Superliga Feminina começa com treinadoras 'excluídas' da competição; CBV 'culpa' as mulheres; especialistas rebatem

Última treinadora a participar da Superliga foi Sandra Mara Leão, em 2016; ela revela que sofreu preconceitos no mundo do vôlei por ser mulher

postado em 12/11/2019 06:00 / atualizado em 11/11/2019 23:35

(Foto: AFP / Johannes EISELE )

A Superliga Feminina de Vôlei começa nesta terça-feira. Algumas das maiores craques do esporte, como Sheilla, do Minas, Fernanda Garay, do Praia Clube, e Jaqueline, do Osasco, serão responsáveis pelos grandes jogos da competição. Se são destaques dentro das quadras, as mulheres não têm vez no comando dos times. Nenhuma das 12 equipes é comandada por uma treinadora, assim como ocorre na competição masculina. Os homens imperam como líderes no vôlei brasileiro.

A última vez que uma mulher treinou uma equipe profissional ocorreu em 2016, quando Sandra Mara Leão levou o Araraquara-SP ao título invicto da divisão de acesso da Superliga. Desde então, nenhuma técnica liderou um time em alguma competição de elite da Confederação Brasileira de Vôlei (CBV). Até Sandra ficou de fora do circuito, sem convites para seguir com a prancheta nas mãos. Hoje, ela coordena um projeto de vôlei da faculdade Uniara, no interior paulista.

Sandra lamenta a ausência de oportunidades para as mulheres no comando das equipes e alerta para uma possível discriminação no meio do vôlei. “Com certeza há dificuldade maior por ser mulher. Acredito que mulheres no alto rendimento são raras em virtude de oportunidades. Acho que faltam oportunidades. No nosso país, não é comum você observar uma mulher liderando uma equipe no alto rendimento.
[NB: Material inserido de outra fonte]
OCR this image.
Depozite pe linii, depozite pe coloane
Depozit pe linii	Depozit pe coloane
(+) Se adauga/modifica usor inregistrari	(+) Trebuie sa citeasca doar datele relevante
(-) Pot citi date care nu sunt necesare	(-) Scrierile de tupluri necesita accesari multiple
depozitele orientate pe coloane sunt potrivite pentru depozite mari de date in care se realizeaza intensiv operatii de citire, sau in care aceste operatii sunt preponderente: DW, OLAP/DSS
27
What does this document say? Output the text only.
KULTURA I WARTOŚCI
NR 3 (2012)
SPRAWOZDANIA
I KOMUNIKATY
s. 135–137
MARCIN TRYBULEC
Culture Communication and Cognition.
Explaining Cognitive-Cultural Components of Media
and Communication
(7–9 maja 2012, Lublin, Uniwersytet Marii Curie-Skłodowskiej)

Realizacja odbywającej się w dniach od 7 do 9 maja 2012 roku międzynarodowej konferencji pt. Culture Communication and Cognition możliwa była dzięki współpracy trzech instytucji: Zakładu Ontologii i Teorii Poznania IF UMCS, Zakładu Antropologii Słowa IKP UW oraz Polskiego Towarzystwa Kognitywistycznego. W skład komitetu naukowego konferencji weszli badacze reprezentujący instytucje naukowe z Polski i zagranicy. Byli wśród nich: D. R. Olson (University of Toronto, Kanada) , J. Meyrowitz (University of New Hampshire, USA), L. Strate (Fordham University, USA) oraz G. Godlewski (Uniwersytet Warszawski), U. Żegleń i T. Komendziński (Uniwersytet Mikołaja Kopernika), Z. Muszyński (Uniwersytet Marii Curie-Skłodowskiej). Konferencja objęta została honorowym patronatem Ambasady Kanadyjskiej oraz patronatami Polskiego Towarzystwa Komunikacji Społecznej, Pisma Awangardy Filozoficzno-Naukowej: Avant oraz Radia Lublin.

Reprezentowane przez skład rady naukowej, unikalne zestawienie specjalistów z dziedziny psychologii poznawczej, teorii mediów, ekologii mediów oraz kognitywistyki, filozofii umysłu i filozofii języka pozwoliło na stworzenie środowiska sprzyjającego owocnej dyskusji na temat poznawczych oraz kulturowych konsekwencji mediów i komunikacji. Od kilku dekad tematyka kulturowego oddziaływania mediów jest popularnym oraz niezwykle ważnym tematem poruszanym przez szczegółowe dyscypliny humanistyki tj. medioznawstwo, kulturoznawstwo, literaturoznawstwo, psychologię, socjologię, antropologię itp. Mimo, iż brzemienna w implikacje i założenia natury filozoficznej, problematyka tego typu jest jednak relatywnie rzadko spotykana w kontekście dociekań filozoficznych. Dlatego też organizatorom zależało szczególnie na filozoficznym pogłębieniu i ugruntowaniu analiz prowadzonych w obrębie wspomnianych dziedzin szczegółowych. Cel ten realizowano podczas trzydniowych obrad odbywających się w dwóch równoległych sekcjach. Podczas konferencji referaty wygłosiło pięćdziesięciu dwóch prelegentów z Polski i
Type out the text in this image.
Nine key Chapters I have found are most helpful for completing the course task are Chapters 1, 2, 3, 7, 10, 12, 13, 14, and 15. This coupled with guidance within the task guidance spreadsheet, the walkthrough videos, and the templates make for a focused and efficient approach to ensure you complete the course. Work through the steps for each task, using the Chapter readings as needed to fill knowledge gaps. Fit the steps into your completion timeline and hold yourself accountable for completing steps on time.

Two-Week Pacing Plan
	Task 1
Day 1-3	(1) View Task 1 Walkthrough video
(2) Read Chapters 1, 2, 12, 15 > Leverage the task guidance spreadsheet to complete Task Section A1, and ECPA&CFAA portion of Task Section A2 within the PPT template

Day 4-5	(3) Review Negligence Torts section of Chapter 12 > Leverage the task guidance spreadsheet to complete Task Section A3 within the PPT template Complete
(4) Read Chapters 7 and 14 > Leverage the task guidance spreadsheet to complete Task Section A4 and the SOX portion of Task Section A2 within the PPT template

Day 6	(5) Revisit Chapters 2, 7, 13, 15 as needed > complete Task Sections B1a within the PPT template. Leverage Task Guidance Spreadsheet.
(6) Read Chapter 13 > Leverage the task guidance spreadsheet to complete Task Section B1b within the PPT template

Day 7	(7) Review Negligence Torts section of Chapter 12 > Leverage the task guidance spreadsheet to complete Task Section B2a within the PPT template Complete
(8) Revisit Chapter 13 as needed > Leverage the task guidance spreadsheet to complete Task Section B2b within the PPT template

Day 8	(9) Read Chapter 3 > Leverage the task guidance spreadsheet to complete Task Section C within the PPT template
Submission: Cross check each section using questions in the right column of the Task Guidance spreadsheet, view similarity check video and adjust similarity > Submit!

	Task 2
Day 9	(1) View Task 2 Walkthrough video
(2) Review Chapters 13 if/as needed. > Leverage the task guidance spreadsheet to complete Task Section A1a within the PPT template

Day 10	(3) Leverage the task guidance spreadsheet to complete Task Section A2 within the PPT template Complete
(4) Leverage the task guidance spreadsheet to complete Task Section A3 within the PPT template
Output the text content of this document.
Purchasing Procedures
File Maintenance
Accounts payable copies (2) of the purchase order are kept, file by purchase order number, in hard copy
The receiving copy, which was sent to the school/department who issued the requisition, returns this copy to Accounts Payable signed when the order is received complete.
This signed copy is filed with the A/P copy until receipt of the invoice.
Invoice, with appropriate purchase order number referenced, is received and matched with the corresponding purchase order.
Na verdade, a gente acaba só vendo treinadores e assistentes homens”, frisou.

(Foto: Divulgação / Arquivo Pessoal)
 

Essa realidade é sentida pelas mulheres em muitos países. Na última Olimpíada, em 2016, no Rio de Janeiro, das 24 equipes – 12 no feminino e 12 no masculino – apenas uma seleção era treinada por uma mulher: a China da respeitada técnica Lang Ping. Conhecida por ser exigente e estudiosa, ela levou as asiáticas ao ouro olímpico, com direito a vitória sobre o Brasil nas quartas de final (3 sets a 2), em pleno Maracanãzinho. Na final, a Sérvia foi derrotada por 3 a 1. Durante a Olimpíada, Ping disse que gostaria de ver mais mulheres liderando outras seleções.
 
“Eu acredito que há várias mulheres capazes de ocupar a posição de técnica de uma grande equipe ou seleção. São várias explicações para isso. Muitas ex-jogadoras desistem de seguir carreira para ficar com a família. Mas são várias que poderiam seguir como técnicas. Espero que isso mude nos próximos anos”, disse Lang Ping.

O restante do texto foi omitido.